Le cuir, c’est de "la peau sans pelage". Son commerce n’est pas plus moral ou plus convenable que celui de la fourrure. Avant que sa peau se retrouve sur nos chaussures, sacs ou blousons, un animal a été tué et dépecé.

Scandale de la vache folle, cochon et poulet à la dioxine... Le grand public ne peut plus ignorer les réalités de l’élevage intensif. Le calvaire est quotidien pour des millions d’animaux de ferme : bovins, porcins, ovins, caprins et chevreaux compris.

Pourtant, la majorité des végétariens, écologistes et amis des animaux continuent à porter du cuir en pensant qu’il n’y a aucun lien entre l’industrie du cuir et celle de la viande. Vous devez toujours avoir à l’esprit que :

Sans l’industrie de la viande et ses dérivés, il n’y aurait pas d’industrie du cuir.

Le commerce du cuir est une industrie très lucrative qui subventionne copieusement les éleveurs et les abattoirs.

En effet, la peau d’un animal peut valoir beaucoup d’argent, les subventions de l’industrie du cuir participent au maintien du prix bas de la viande. S’il y avait une baisse dans la demande de cuir, le prix de la viande augmenterait spectaculairement et par conséquent, beaucoup d’individus diminueraient leur consommation en produits carnés. Ce qui serait une excellente chose pour leur santé et celle des animaux !

L’industrie du luxe est très friande de peaux d’animaux non-nés de type chevreau, agneau et veau. Ce qui veut dire que la mère, toujours en gestation, est avortée ou abattue. Finalement, ce n’est pas cohérent d’éviter d’acheter de la viande en réaction contre l’exploitation animale et continuer à porter leur peau.

Le Cuir - Mythe n°2 : Le cuir est écologique

Cuir et produits chimiques

La peau est biodégradable, c’est-à-dire qu’elle pourrit et se désagrège rapidement. C’est le processus naturel que subit un cadavre. À l’inverse, les procédés de tannage et de teinture pour arrêter le processus naturel de pourrissement d’une peau sont loin d’être "naturels" et écologiques !

Ces techniques de transformation de la peau en cuir sont extrêmement polluantes pour l’environnement et toxiques pour les travailleurs des tanneries et les habitants vivant à proximité de ces industries, majoritairement situées dans les pays en voie de développement.

En effet, les tanneries ont presque toutes été fermées dans les pays occidentaux (excepté l’Italie) car les lois de protection de l’environnement contraignent ces industries à traiter leurs eaux usées. Au lieu de les mettre aux normes, les industriels ont majoritairement préféré délocaliser leurs tanneries dans les pays du Tiers Monde ou les lois de protection de l’environnement et des travailleurs sont inexistantes.

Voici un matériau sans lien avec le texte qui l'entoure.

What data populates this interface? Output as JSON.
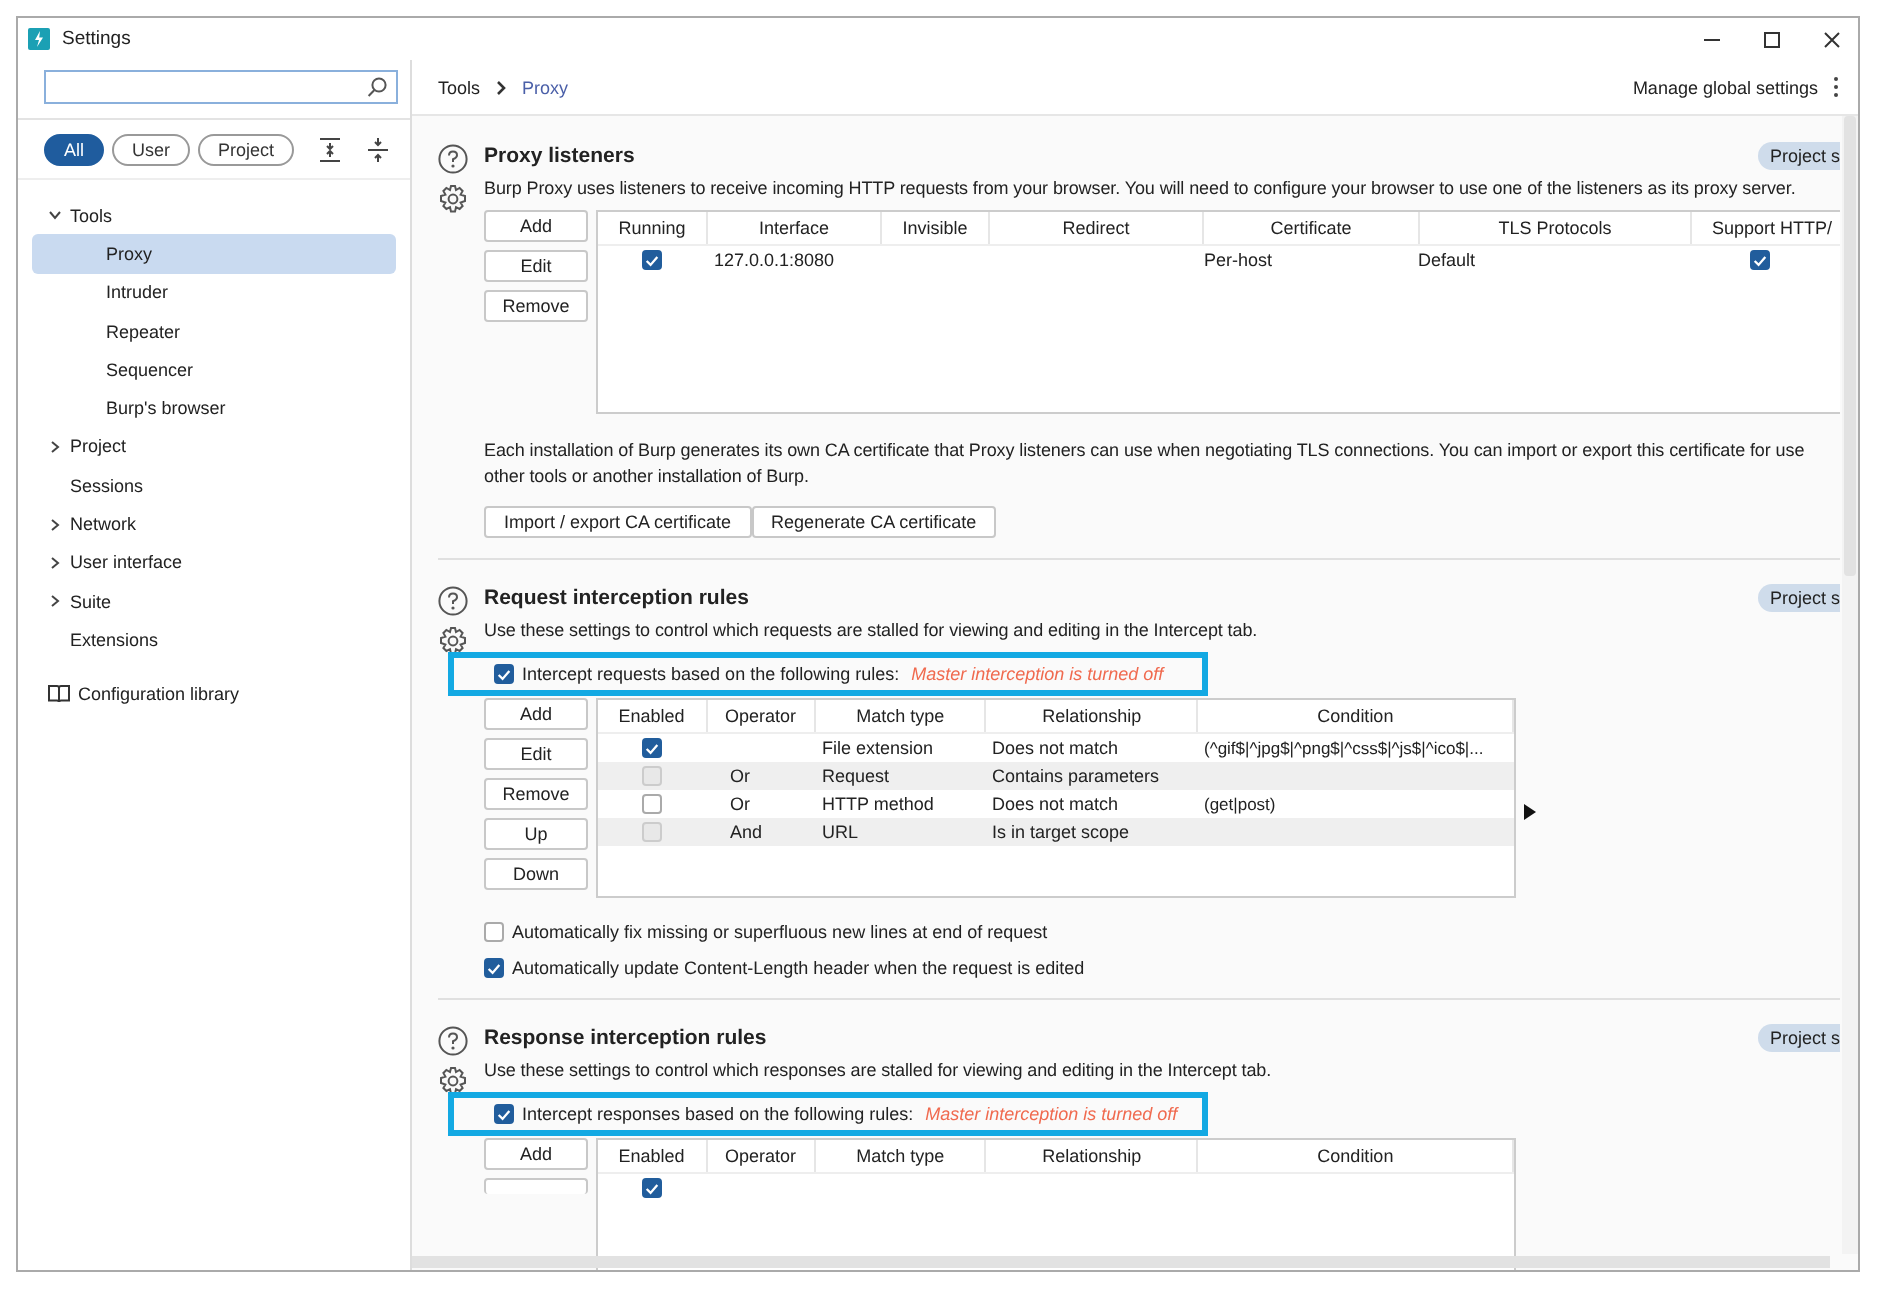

La majorité des employés des tanneries sont des enfants qui travaillent sans masque, lunettes et gants de protection pour les voies respiratoires, les yeux et la peau.

Pourtant ces gamins manipulent chaque jour des produits toxiques. Les conséquences sont désastreuses sur leur santé. Mais pour l’importateur occidental, seul compte le fait que le cuir fabriqué dans ces pays soit très bon marché.

Les substances employées dans la fabrication de cuir sont :

la chaux, sulfate de sodium, acide formique, acide sulfurique, chrome, plomb, zinc, fer, formaldéhyde, bicarbonate de sodium, divers colorants et résines ainsi que des dérivées de goudron et de charbon. Les teintures et les conservateurs sont majoritairement à base de cyanure.

Tous ces produits seront ensuite directement rejetés dans la rivière, provoquant la destruction des écosystèmes, l’empoisonnement de la faune et l’intoxication de la population humaine locale : avec des cas croissants de cancers, des naissances prématurées avec malformations d’organes et retardements mentaux.

Cuir exotique et désastre écologique : le cas d’école Australien

L’Australie détient le triste record mondial de destruction de son écosystème. Depuis des décennies le lobby colonialiste a transformé "le rêve" des aborigènes, premiers habitants de l’Australie, en pâturage pour moutons et bovins. Il n’y a plus de place pour les autochtones et la faune sauvage qui vivaient en parfaite harmonie, avant l’arrivée des hommes blancs et de leurs bétails.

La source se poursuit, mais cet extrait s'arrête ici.